Idea behind this trick is very simple yet powerful enough. It allows you to avoid unexpected consequences when some results file is being appended long enough by your process.
Say we have this script which writes data with 1 second intervals:
[root@linux ~]# cat long_running_script.sh
#!/bin/bash
for i in $(seq 1 10); do
echo "$(date "+%Y-%m-%d %H:%M:%S") ${i}"
sleep 1
done
exit 0
[root@linux ~]#
So imagine you now run it and redirect output to some “results” file. If only you will use that results file, there is no problem. Just wait for it to be created and once script finishes – use it, e.g.:
[root@linux ~]# ./long_running_script.sh > long_running_results.txt
[root@linux ~]# cat long_running_results.txt
2023-12-07 12:03:08 1
2023-12-07 12:03:09 2
2023-12-07 12:03:10 3
2023-12-07 12:03:11 4
2023-12-07 12:03:12 5
2023-12-07 12:03:13 6
2023-12-07 12:03:14 7
2023-12-07 12:03:15 8
2023-12-07 12:03:16 9
2023-12-07 12:03:17 10
[root@linux ~]#
But what if some other process periodically reads that results file? What if you can’t guarantee that it won’t read it at the moment when say only half of the results file is created? That would be especially bad if your results file has some structure (e.g. json file), which would mean that results file (when still incomplete) would be treated as broken.
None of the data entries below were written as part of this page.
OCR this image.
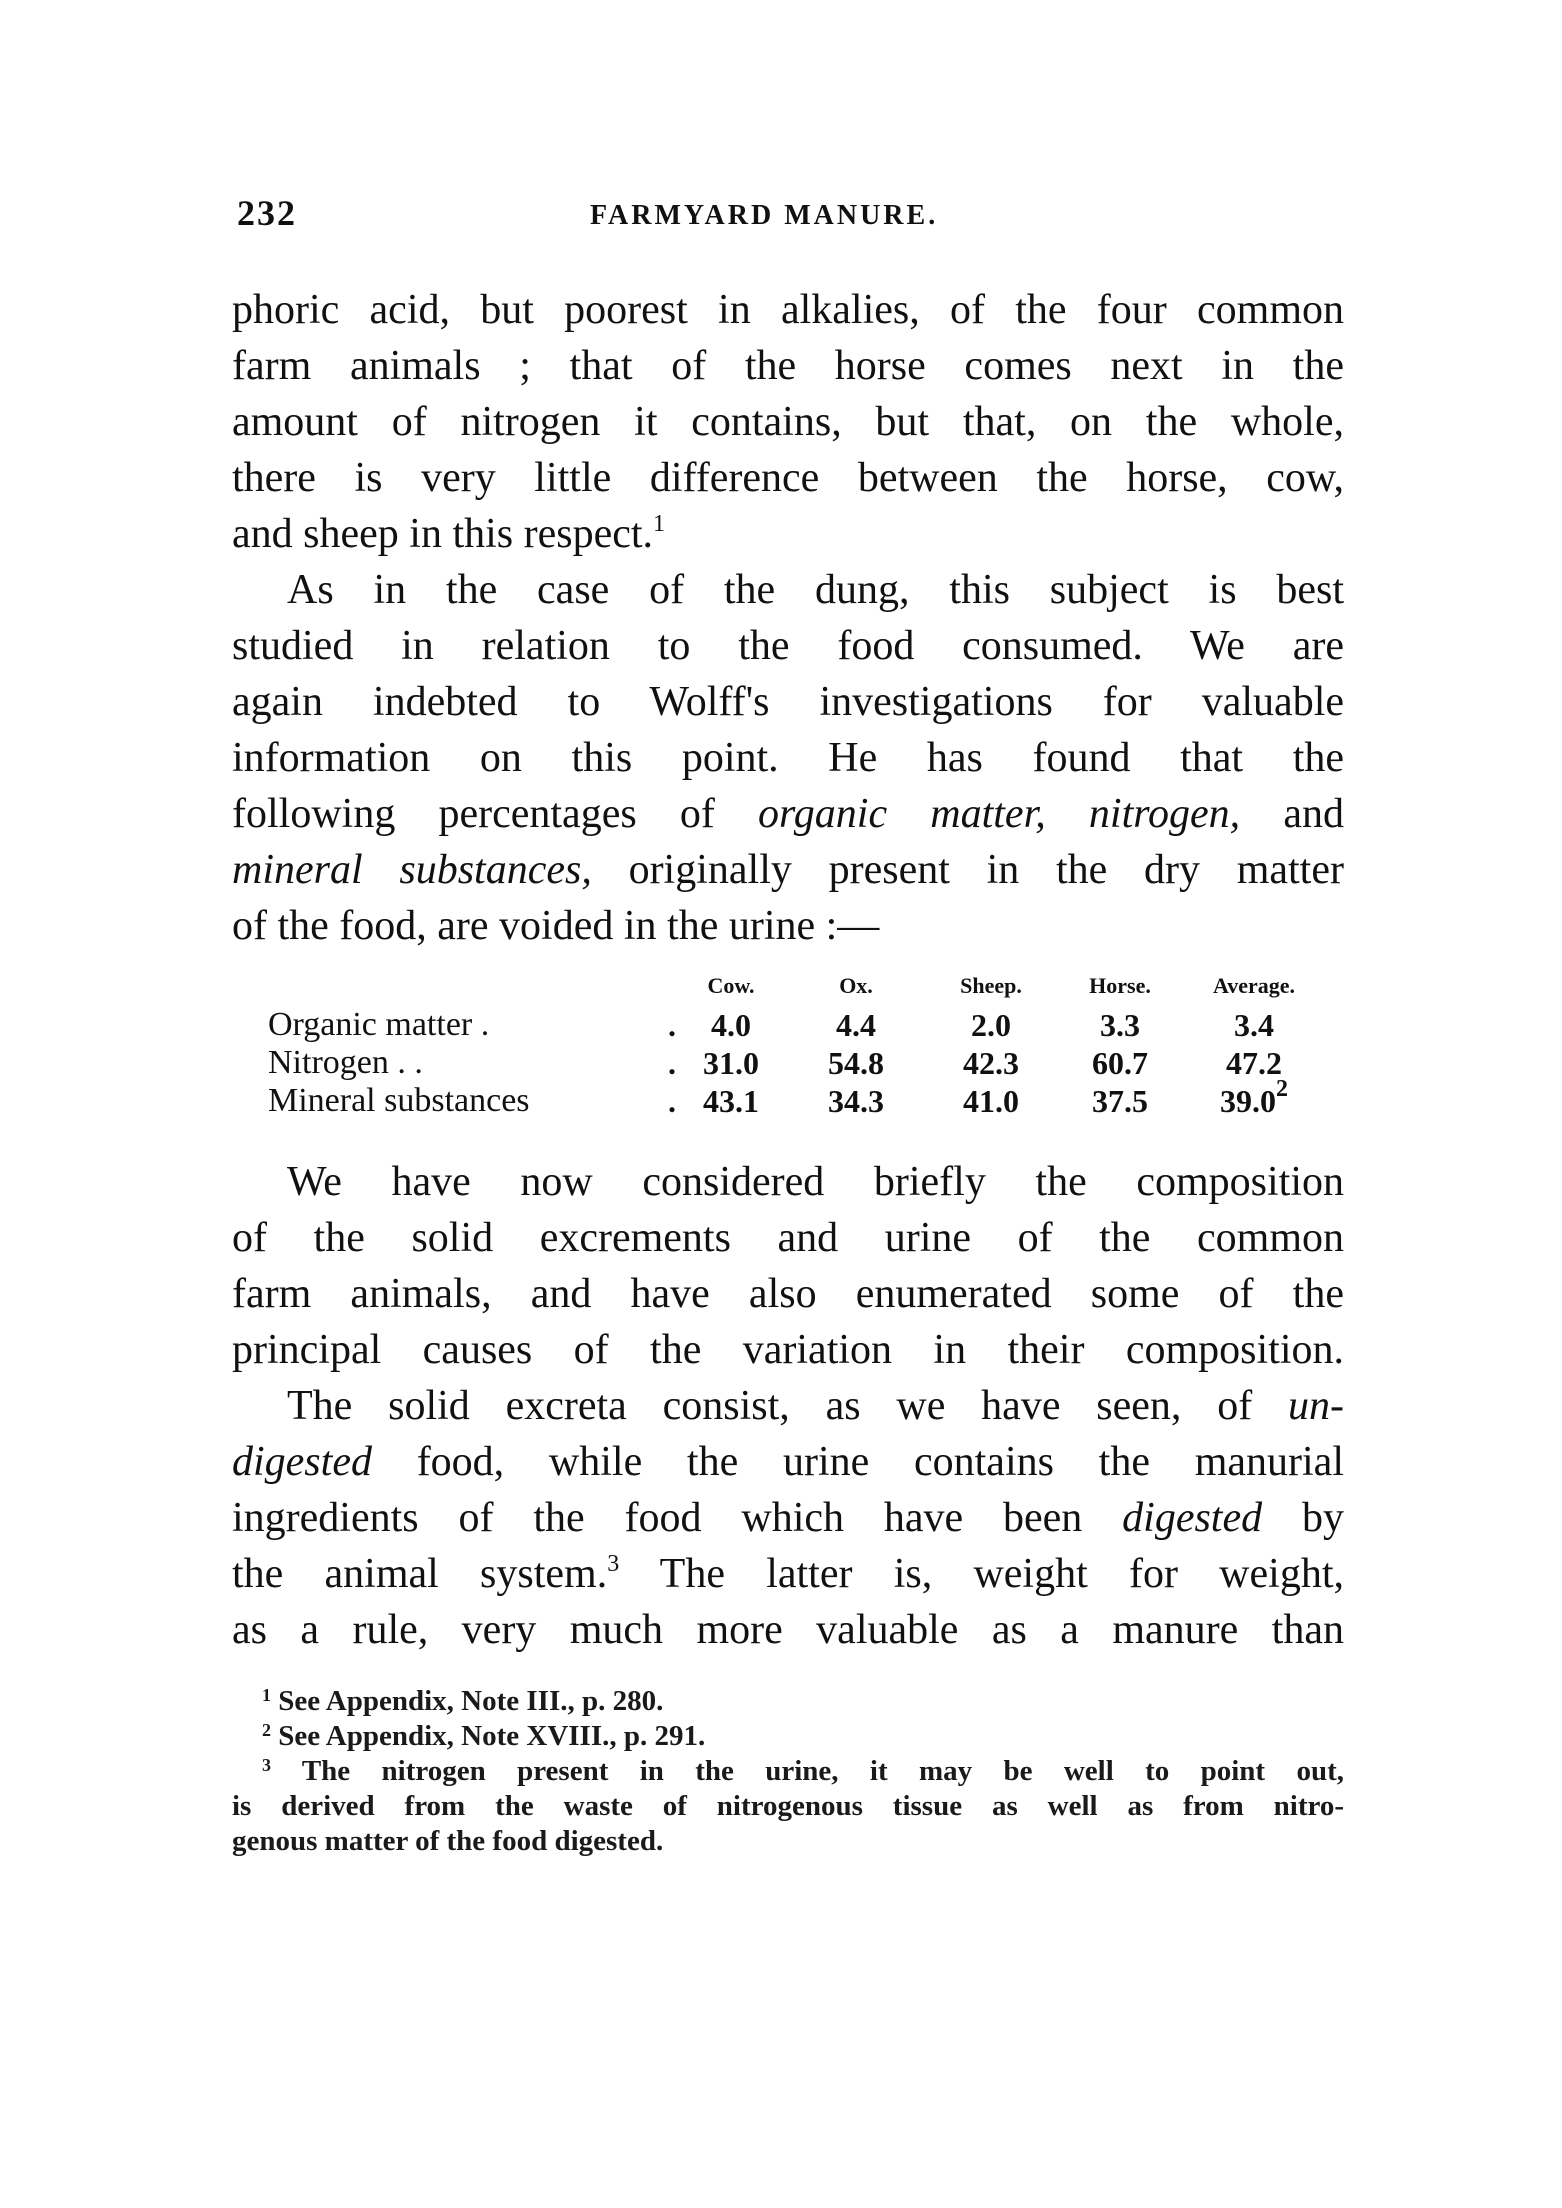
232	FARMYARD MANURE.
phoric acid, but poorest in alkalies, of the four common
farm animals ; that of the horse comes next in the
amount of nitrogen it contains, but that, on the whole,
there is very little difference between the horse, cow,
and sheep in this respect.$^1$
As in the case of the dung, this subject is best
studied in relation to the food consumed. We are
again indebted to Wolff's investigations for valuable
information on this point. He has found that the
following percentages of organic matter, nitrogen, and
mineral substances, originally present in the dry matter
of the food, are voided in the urine :—
		Cow.	Ox.	Sheep.	Horse.	Average.
Organic matter .	.	4.0	4.4	2.0	3.3	3.4
Nitrogen . .	.	31.0	54.8	42.3	60.7	47.2
Mineral substances	.	43.1	34.3	41.0	37.5	39.0$^2$
We have now considered briefly the composition
of the solid excrements and urine of the common
farm animals, and have also enumerated some of the
principal causes of the variation in their composition.
The solid excreta consist, as we have seen, of un-
digested food, while the urine contains the manurial
ingredients of the food which have been digested by
the animal system.$^3$ The latter is, weight for weight,
as a rule, very much more valuable as a manure than
$^1$ See Appendix, Note III., p. 280.
$^2$ See Appendix, Note XVIII., p. 291.
$^3$ The nitrogen present in the urine, it may be well to point out,
is derived from the waste of nitrogenous tissue as well as from nitro-
genous matter of the food digested.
Solution for this is to write to temporary file and later on move it to desired results file, like:
[root@linux ~]# ./long_running_script.sh > long_running_results.txt.tmp && mv -f long_running_results.txt.tmp long_running_results.txt
[root@linux ~]#
That is how the results file will be there ready to be used only when process is fully finished. If both processes (the writing and the reading one) are run automatically, with this approach you don’t have to care at which point of time they run. The reading one will always have something correct to read since new data will be there only when fully ready.